Novo Nordisk now makes over half the world’s insulin and far more money from GLP-1 drugs like Ozempic and Wegovy. Millions of Americans rely on insulin daily, though smaller groups — children, pregnant patients and Type 1 diabetics — face the greatest need for tailored dosing. Detemir was low-margin and competed with Novo’s own patent-protected degludec. Once it was withdrawn, the economics collapsed: no guaranteed demand, no access to manufacturing know-how, no regulatory flexibility. Public efforts did little. U.S. investment has focused on glargine, leaving clinically distinct options vulnerable. Alison Smart, founder of the Alliance to Protect Insulin Choice, said this allowed detemir to quietly vanish even as glargine biosimilars proliferated.
The FDA must take a more active role in preserving access to essential biologics. Manufacturers should be required, upon approval or patent expiration, to deposit core manufacturing know-how into a secure, regulated escrow. If a product is discontinued, that information could then be licensed to a qualified manufacturer under FDA supervision. This would ensure that lifesaving medicines remain available even if the original manufacturer exits the market.
Second, the FDA must create a fast-track pathway for off-patent biologics. If safety has already been proven, follow-on manufacturers could bring the drug to market without repeating years of costly testing. This would prevent gaps in access to essential medicines.

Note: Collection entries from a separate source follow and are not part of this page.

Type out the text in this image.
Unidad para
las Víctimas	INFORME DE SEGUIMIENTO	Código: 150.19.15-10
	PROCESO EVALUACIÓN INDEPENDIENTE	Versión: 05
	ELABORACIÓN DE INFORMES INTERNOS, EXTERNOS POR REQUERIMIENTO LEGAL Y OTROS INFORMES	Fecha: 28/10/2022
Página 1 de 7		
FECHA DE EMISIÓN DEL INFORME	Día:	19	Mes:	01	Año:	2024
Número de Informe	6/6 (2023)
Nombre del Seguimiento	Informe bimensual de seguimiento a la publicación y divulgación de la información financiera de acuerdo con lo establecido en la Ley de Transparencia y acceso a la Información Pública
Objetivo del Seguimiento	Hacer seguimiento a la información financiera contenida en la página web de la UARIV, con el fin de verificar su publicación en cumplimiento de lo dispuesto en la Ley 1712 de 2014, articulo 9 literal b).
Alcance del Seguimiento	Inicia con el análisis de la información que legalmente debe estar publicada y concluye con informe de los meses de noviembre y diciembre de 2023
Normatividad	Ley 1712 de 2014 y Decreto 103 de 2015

Third, public funding for domestic drug manufacturing must prioritize therapeutic diversity, not just low cost. Manufacturers receiving taxpayer support must maintain multiple clinically distinct insulin options. Losing any of these options undermines resilience and patient safety.
Detemir’s disappearance was preventable. It was the predictable result of a system that treats access as a market outcome rather than a policy responsibility. Novo Nordisk had already demonstrated that degludec was safe before exiting, but non-inferiority addresses safety, not clinical interchangeability. Detemir’s unique dosing profile cannot be fully replaced. The FDA could still create a viable path forward, but without reform, detemir will not be the last essential biologic to quietly vanish.
Insulin was discovered a century ago with the explicit belief that it belonged to humanity. It was not patented intentionally. Allowing a proven, lifesaving insulin to disappear, not because it failed patients, but because it no longer maximized profit, should force a reckoning.
If post-patent drugs can die this easily, the problem is not Novo Nordisk alone, even if they certainly are a key player. It is the system that lets them.
Novo Nordisk and the FDA both retain the power to prevent detemir’s disappearance. Choosing not to act is not a neutral decision — it is a policy choice with consequences for patients.